Tangan wanita itu menahan pukulan Rian. Mengetahui
itu, Rian segera mundur. Firasat nya benar, wanita itu adalah ancaman. Dia
memperhatikan sekeliling dengan buru-buru.
“Kau berani menyerangku?” tanya wanita itu.
Rian tetap tidak menjawab. Dia seperti mencari
sesuatu, kepalanya terus menengok kanan-kiri.
Wanita itu dengan seksama memperhatikan Rian. Rambut
dan mata itu, dia mengingatnya. Tentu, dia tak akan pernah lupa. Dan dia tidak
punya pilihan lagi. Rian sudah hilang kendali. Dia tahu, diumur Rian saat ini.
Emosinya sedang tidak stabil, pantas kekuatan itu muncul. Kekuatan yang telah
merenggut banyak nyawa. Kekuatan terkutuk yang sudah menyengsarakan dunia ini.
Wanita itu tersenyum sebentar. Mudah baginya melawan
Rian untuk saat ini. Rian masih belum bisa mengendalikan kekuatannya.
“Kalau begitu, mari kita bermain” ucap wanita itu,
sambil maju menyerang Rian.
Rian terdorong mundur, dia tidak terjatuh. Tapi
serangan wanita itu cukup membuatnya goyah. Manusia biasa tidak mungkin bisa
memukul seperti itu. Apalagi seorang wanita sepertinya.
“Kenapa dengan wajahmu? Kau kaget?” tanya wanita itu,
Rian masih tidak menjawab. “Kuberitahu saja, bukan hanya kau yang punya
kekuatan. Dunia yang kau tahu itu masih kecil. Semua manusia punya kekuatan,
tapi kebanyakannya tidak menyadarinya. Apalagi di keadaan dunia saat ini, para
penduduk jajahan pasti sudah di doktrin untuk tidak mempercayai adanya kekuatan
seperti ini.” tambahnya.
Aura merah mulai mengelilingi wanita itu. Terlihat
samar-samar. Tapi terlihat urat tubuhnya seperti menguat.

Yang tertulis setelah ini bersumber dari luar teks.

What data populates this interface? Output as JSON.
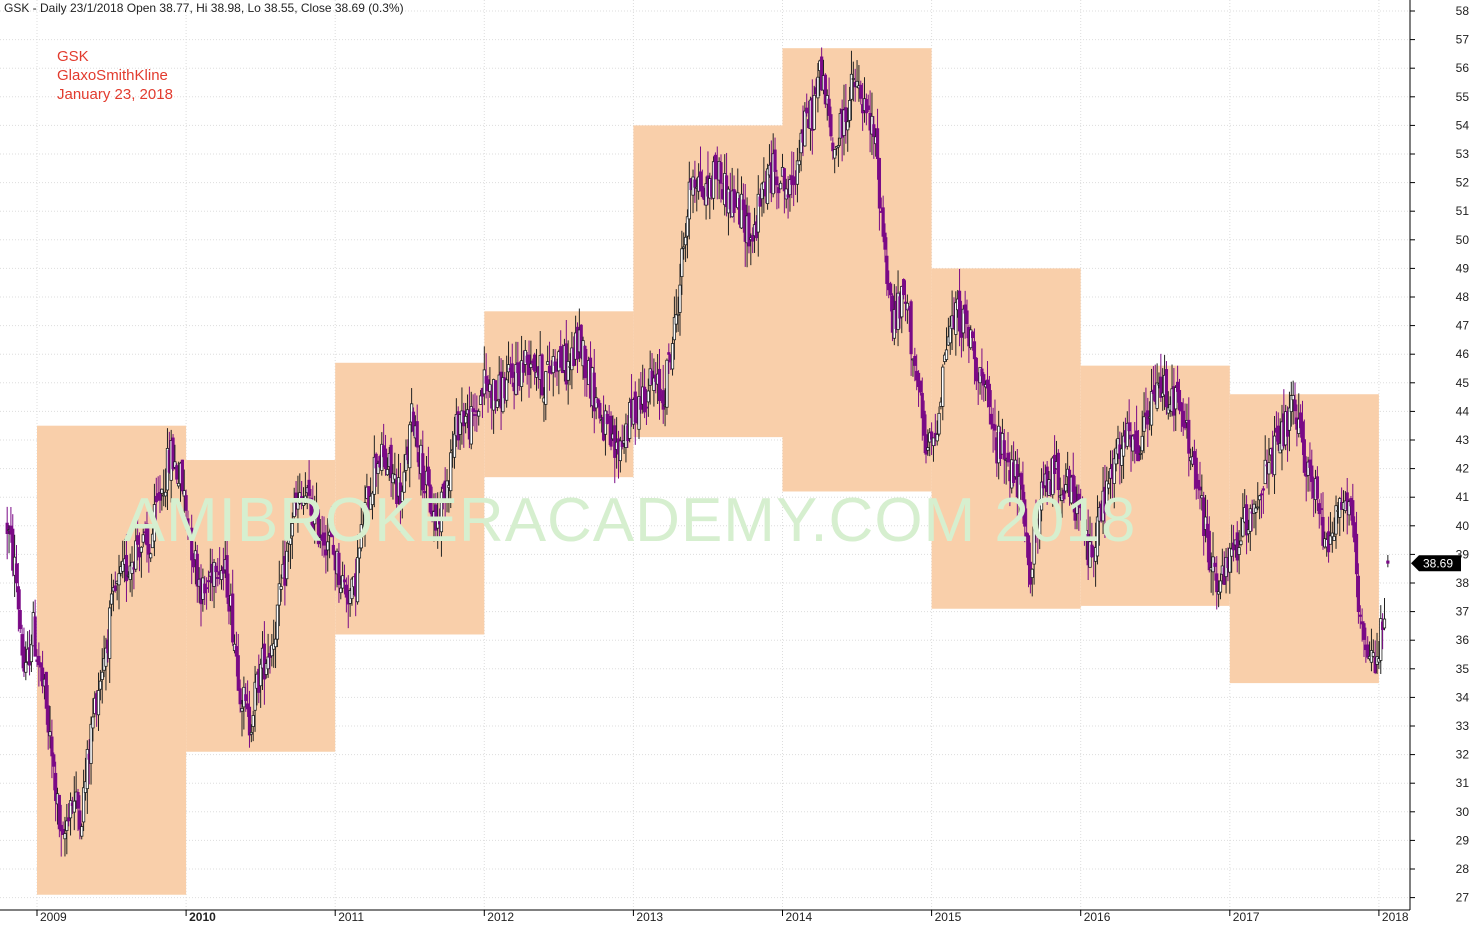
{
  "header": "GSK - Daily 23/1/2018 Open 38.77, Hi 38.98, Lo 38.55, Close 38.69 (0.3%)",
  "annotations": [
    "GSK",
    "GlaxoSmithKline",
    "January 23, 2018"
  ],
  "watermark": "AMIBROKERACADEMY.COM  2018",
  "last_price_label": "38.69",
  "colors": {
    "year_box": "#f9cfaa",
    "candle_up": "#222222",
    "candle_down": "#7a0a86",
    "annotation": "#e23b2e",
    "watermark": "#d6efcf",
    "grid": "#dddddd",
    "price_marker": "#000000"
  },
  "chart_data": {
    "type": "candlestick",
    "symbol": "GSK",
    "interval": "Daily",
    "ylim": [
      27,
      58
    ],
    "xlim": [
      2008.8,
      2018.22
    ],
    "y_ticks": [
      27,
      28,
      29,
      30,
      31,
      32,
      33,
      34,
      35,
      36,
      37,
      38,
      39,
      40,
      41,
      42,
      43,
      44,
      45,
      46,
      47,
      48,
      49,
      50,
      51,
      52,
      53,
      54,
      55,
      56,
      57,
      58
    ],
    "x_ticks": [
      {
        "label": "2009",
        "x": 2009
      },
      {
        "label": "2010",
        "x": 2010
      },
      {
        "label": "2011",
        "x": 2011
      },
      {
        "label": "2012",
        "x": 2012
      },
      {
        "label": "2013",
        "x": 2013
      },
      {
        "label": "2014",
        "x": 2014
      },
      {
        "label": "2015",
        "x": 2015
      },
      {
        "label": "2016",
        "x": 2016
      },
      {
        "label": "2017",
        "x": 2017
      },
      {
        "label": "2018",
        "x": 2018
      }
    ],
    "last_close": {
      "x": 2018.06,
      "open": 38.77,
      "high": 38.98,
      "low": 38.55,
      "close": 38.69
    },
    "yearly_ranges": [
      {
        "year": 2009,
        "low": 27.1,
        "high": 43.5
      },
      {
        "year": 2010,
        "low": 32.1,
        "high": 42.3
      },
      {
        "year": 2011,
        "low": 36.2,
        "high": 45.7
      },
      {
        "year": 2012,
        "low": 41.7,
        "high": 47.5
      },
      {
        "year": 2013,
        "low": 43.1,
        "high": 54.0
      },
      {
        "year": 2014,
        "low": 41.2,
        "high": 56.7
      },
      {
        "year": 2015,
        "low": 37.1,
        "high": 49.0
      },
      {
        "year": 2016,
        "low": 37.2,
        "high": 45.6
      },
      {
        "year": 2017,
        "low": 34.5,
        "high": 44.6
      }
    ],
    "price_path": [
      [
        2008.8,
        40.0
      ],
      [
        2008.86,
        38.2
      ],
      [
        2008.92,
        34.5
      ],
      [
        2008.97,
        36.5
      ],
      [
        2009.05,
        34.0
      ],
      [
        2009.12,
        31.0
      ],
      [
        2009.17,
        28.5
      ],
      [
        2009.22,
        30.5
      ],
      [
        2009.3,
        30.0
      ],
      [
        2009.38,
        33.5
      ],
      [
        2009.45,
        35.5
      ],
      [
        2009.52,
        37.5
      ],
      [
        2009.6,
        38.5
      ],
      [
        2009.68,
        39.5
      ],
      [
        2009.75,
        39.0
      ],
      [
        2009.82,
        41.0
      ],
      [
        2009.9,
        42.5
      ],
      [
        2009.97,
        41.5
      ],
      [
        2010.05,
        39.0
      ],
      [
        2010.12,
        37.5
      ],
      [
        2010.2,
        39.0
      ],
      [
        2010.28,
        38.0
      ],
      [
        2010.36,
        34.5
      ],
      [
        2010.42,
        33.0
      ],
      [
        2010.5,
        35.0
      ],
      [
        2010.58,
        36.0
      ],
      [
        2010.65,
        38.0
      ],
      [
        2010.72,
        40.5
      ],
      [
        2010.8,
        41.0
      ],
      [
        2010.88,
        40.0
      ],
      [
        2010.96,
        39.5
      ],
      [
        2011.05,
        38.0
      ],
      [
        2011.12,
        37.5
      ],
      [
        2011.2,
        40.5
      ],
      [
        2011.28,
        42.5
      ],
      [
        2011.36,
        42.0
      ],
      [
        2011.45,
        41.0
      ],
      [
        2011.52,
        44.0
      ],
      [
        2011.6,
        41.5
      ],
      [
        2011.68,
        40.0
      ],
      [
        2011.76,
        42.0
      ],
      [
        2011.84,
        44.0
      ],
      [
        2011.92,
        43.5
      ],
      [
        2012.0,
        45.0
      ],
      [
        2012.08,
        44.5
      ],
      [
        2012.16,
        45.0
      ],
      [
        2012.24,
        45.5
      ],
      [
        2012.32,
        46.0
      ],
      [
        2012.4,
        45.0
      ],
      [
        2012.48,
        46.0
      ],
      [
        2012.56,
        45.5
      ],
      [
        2012.64,
        46.5
      ],
      [
        2012.72,
        45.0
      ],
      [
        2012.8,
        43.5
      ],
      [
        2012.88,
        42.5
      ],
      [
        2012.96,
        43.5
      ],
      [
        2013.05,
        44.5
      ],
      [
        2013.12,
        45.0
      ],
      [
        2013.2,
        44.5
      ],
      [
        2013.28,
        47.0
      ],
      [
        2013.34,
        50.0
      ],
      [
        2013.4,
        52.5
      ],
      [
        2013.48,
        51.5
      ],
      [
        2013.56,
        52.5
      ],
      [
        2013.64,
        51.5
      ],
      [
        2013.72,
        51.0
      ],
      [
        2013.8,
        50.0
      ],
      [
        2013.88,
        52.0
      ],
      [
        2013.96,
        52.5
      ],
      [
        2014.05,
        51.5
      ],
      [
        2014.12,
        53.5
      ],
      [
        2014.2,
        54.5
      ],
      [
        2014.26,
        56.0
      ],
      [
        2014.34,
        53.0
      ],
      [
        2014.4,
        54.0
      ],
      [
        2014.48,
        55.5
      ],
      [
        2014.55,
        54.5
      ],
      [
        2014.62,
        53.5
      ],
      [
        2014.68,
        50.0
      ],
      [
        2014.74,
        47.0
      ],
      [
        2014.82,
        48.0
      ],
      [
        2014.88,
        46.0
      ],
      [
        2014.96,
        42.5
      ],
      [
        2015.02,
        43.0
      ],
      [
        2015.1,
        46.5
      ],
      [
        2015.18,
        47.5
      ],
      [
        2015.26,
        46.5
      ],
      [
        2015.34,
        45.0
      ],
      [
        2015.42,
        43.0
      ],
      [
        2015.5,
        42.5
      ],
      [
        2015.58,
        41.5
      ],
      [
        2015.66,
        38.5
      ],
      [
        2015.74,
        41.0
      ],
      [
        2015.82,
        42.0
      ],
      [
        2015.9,
        41.5
      ],
      [
        2015.98,
        40.5
      ],
      [
        2016.06,
        39.0
      ],
      [
        2016.14,
        40.5
      ],
      [
        2016.22,
        42.0
      ],
      [
        2016.3,
        43.0
      ],
      [
        2016.38,
        42.5
      ],
      [
        2016.46,
        44.0
      ],
      [
        2016.54,
        45.0
      ],
      [
        2016.62,
        44.5
      ],
      [
        2016.7,
        43.5
      ],
      [
        2016.78,
        41.5
      ],
      [
        2016.86,
        39.0
      ],
      [
        2016.94,
        37.8
      ],
      [
        2017.02,
        39.0
      ],
      [
        2017.1,
        40.0
      ],
      [
        2017.18,
        41.0
      ],
      [
        2017.26,
        42.0
      ],
      [
        2017.34,
        43.0
      ],
      [
        2017.42,
        44.0
      ],
      [
        2017.5,
        42.5
      ],
      [
        2017.58,
        41.0
      ],
      [
        2017.64,
        39.5
      ],
      [
        2017.72,
        40.5
      ],
      [
        2017.8,
        41.0
      ],
      [
        2017.85,
        38.0
      ],
      [
        2017.88,
        36.0
      ],
      [
        2017.94,
        35.0
      ],
      [
        2017.99,
        35.5
      ],
      [
        2018.03,
        37.0
      ],
      [
        2018.06,
        38.69
      ]
    ]
  }
}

“Kekuatan seperti ini disebut Berserk, kekuatan amukan
yang meningkatkan power dan kemampuan yang dimiliki. Berkali-kali lipat.”
Wanita itu dengan cepat menyerang Rian kembali. Rian
berusaha menghindari semua serangannya. Dia diserang bertubi-tubi. Wanita itu
tidak berhenti, terus menyerang Rian tanpa ampun. Rian tak punya kesempatan
untuk menyerang. Dia hanya bertahan.
Senyuman Rian menghentikan jeda serangan wanita itu.
Kemudian, wanita itu terlempar menjauhi Rian. Tiba-tiba saja, aura merah juga
keluar dari tubuh Rian. Sama seperti wanita itu. Dan serangan tadi, cukup membuat
wanita itu sulit berdiri.
‘Teng-Teng-Teng’
‘Pengumuman, jam malam akan segera diberlakukan.
Diharap bagi yang masih diluar untuk segera kembali ke rumah masing-masing.
Kami tidak menyarankan untuk keluar saat jam malam. Segala yang terjadi saat
jam malam, menjadi tanggung jawab anda sendiri. Terima kasih.’
Hari itu mulai gelap. Pengumuman jam malam itu sudah
cukup membuat pribumi segera ke rumahnya masing-masing.
Rian masih menatap wanita itu. hening, sejenak tak ada
yang bergerak.
“Rian!” wanita itu berteriak.
Aura merah menghilang dari tubuh Rian. Penglihatannya
mulai kabur, tubuhnya sudah lemas. Dia terjatuh ditempat, pingsan begitu saja.
Melihat itu, aura ditubuh wanita itu juga menghilang.
Dia mendekati Rian.
‘Kekuatan itu sudah bangkit’ ucapnya dalam hati.